Smartes Heim - einfach gemacht
Quelle: Oomi

Smartes Heim - einfach gemacht


Artikel erschienen in Swiss IT Magazine 2015/03

     

Mit Oomi geht in diesem Jahr ein potentiell überaus spannendes Smart-Home-System an den Start. Laut dem Hersteller, dessen Idee via Crowdfunding finanziert wurde, geht Oomi nämlich weiter als alle bisherigen Smart-Home-Angebote. Smart Homes, die bislang wenig smart gewesen seien, würden mit Oomi endlich schlau, heisst es. Und was die Google-Tochter Nest für einen einzelnen Thermostat tue, mache Oomi für das ganze Heim, so das Versprechen des Herstellers.
Das Besondere an Oomi: Das System ist lernfähig. Es erkennt die Verhaltensmuster seiner Nutzer und baut darum herum das Smart Home auf. Im Optimalfall entstehen so Zeitpläne anhand der Tagesabläufe der Bewohner.
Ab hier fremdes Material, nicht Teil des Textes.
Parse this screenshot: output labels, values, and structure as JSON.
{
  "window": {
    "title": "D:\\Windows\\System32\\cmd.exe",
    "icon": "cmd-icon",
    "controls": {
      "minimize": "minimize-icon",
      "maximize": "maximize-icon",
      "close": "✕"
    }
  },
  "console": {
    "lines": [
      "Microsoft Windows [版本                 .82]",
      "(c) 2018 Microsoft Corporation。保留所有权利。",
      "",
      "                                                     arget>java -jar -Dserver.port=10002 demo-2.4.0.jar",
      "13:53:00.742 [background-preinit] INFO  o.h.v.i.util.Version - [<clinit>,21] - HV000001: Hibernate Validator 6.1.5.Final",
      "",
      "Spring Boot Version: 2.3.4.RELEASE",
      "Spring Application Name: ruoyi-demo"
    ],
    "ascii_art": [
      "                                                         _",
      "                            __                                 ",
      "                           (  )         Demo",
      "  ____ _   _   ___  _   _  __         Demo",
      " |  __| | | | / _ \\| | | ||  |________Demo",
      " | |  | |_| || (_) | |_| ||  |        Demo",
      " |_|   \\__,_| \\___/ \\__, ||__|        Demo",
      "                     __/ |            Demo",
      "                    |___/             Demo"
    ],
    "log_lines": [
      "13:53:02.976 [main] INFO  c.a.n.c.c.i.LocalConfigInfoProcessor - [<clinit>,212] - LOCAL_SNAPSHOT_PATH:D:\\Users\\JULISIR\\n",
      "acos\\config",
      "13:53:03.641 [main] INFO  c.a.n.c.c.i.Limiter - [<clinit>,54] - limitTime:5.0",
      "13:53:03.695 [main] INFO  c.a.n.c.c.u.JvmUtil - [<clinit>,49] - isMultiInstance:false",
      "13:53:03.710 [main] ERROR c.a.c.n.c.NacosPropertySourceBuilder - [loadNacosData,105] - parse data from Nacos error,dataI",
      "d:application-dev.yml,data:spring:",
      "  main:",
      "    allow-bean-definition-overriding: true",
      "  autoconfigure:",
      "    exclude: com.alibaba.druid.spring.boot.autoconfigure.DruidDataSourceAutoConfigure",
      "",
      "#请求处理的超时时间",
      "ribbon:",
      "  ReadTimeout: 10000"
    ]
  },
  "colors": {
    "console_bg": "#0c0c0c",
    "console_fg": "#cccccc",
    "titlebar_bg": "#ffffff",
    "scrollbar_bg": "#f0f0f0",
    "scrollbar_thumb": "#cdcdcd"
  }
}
Ein Beispiel: Durch den Zugriff auf Verkehrsinformationen weckt das System bei Stau den Bewohner so früher, damit er nicht zu spät bei seinem in der Smartphone-Agenda eingetragenen Termin erscheint.


Offenes System


Gesteuert wird Oomi über Oomi Touch (Bild oben) – ein Tablet-ähnliches Android-Gerät, mit dem das System dank der sogenannten Tap-and-Touch-Technik besonders einfach einzurichten und zu bedienen sein soll. Tap and Touch bedeutet, dass das Tablet nur an ein Oomi-Gerät gehalten werden muss, damit dieses erkannt wird und verwendet werden kann.
Über Oomi Touch lassen sich auch alle mit Oomi verbundenen Geräte steuern. Zu diesen Geräten gehört beispielsweise der Oomi Streamer, ein HDMI-Stick, der an den Fernseher angeschlossen und zum Medien-Streaming verwendet werden kann. Auf dem Stick läuft Android 4.2, und es können beliebige Apps aus dem Google Play Store darauf geladen werden. Ebenfalls verfügbar sein werden Oomi Plugs, um Steckdosen smart zu machen, Oomi RGB Bulbs für eine intelligente Beleuchtung oder Oomi Air, um die Luftqualität zu überwachen. Das wichtigste aber: Das Oomi-System soll anderen Smart-Home-Technologien gegenüber offen sein. Der Hersteller verspricht, die wichtigsten bereits verfügbaren Smart-Home-Technologie zu integrieren – angefangen bei den Thermostaten von Nest über die Lifx- und Philips-Hue-Beleuchtungssysteme bis hin zu den Audio-Lösungen von Sonos und Squeezebox.


Cube als Herzstück

Das Herzstück des Systems aber bildet der Oomi Cube, der von den Herstellern als das Gehirn des Ganzen bezeichnet wird. Die Box Oomi Cube beinhaltet eine High-Definition-Kamera für die Sicherheit im eigenen Heim sowie eine ganze Reihe von Sensoren. Für Sicherheit sorgen sollen beispielsweise ein Lärmdetektor, ein Sensor, der registriert, wenn Glas zerbrochen wird, ein Bewegungsmelder oder ein Vibrationssensor. Auch an Bord sind zudem ein Lichtsensor, ein UV-Sensor sowie ein Temperatur- und Luftfeuchtigkeitssensor. Ausserdem ist über den Cube die Zwei-Wege-Kommunikation möglich, und es wurde ein Fernbedienungs-Emulator integriert, der im Umkreis von acht Metern sämtliche Fernbedienungs-Aufgaben übernehmen kann.
Um die ganze Funktionalität sicherzustellen, wurde der 8x8x8 Zentimeter grosse Cube mit einem Quad-Cortex-A9-Prozessor mit 1,6 GHz bestückt, die von 1 GB RAM und 8 GB-Flash-Speicher begleitet wird. Betriebssystem-seitig läuft Android 4.4. Verfügbar sein wird das Oomi-System gegen Ende dieses Jahres. Das Starter Kit, das aus dem Cube, dem Tablet Touch und einem Plug besteht, soll 449 Dollar kosten.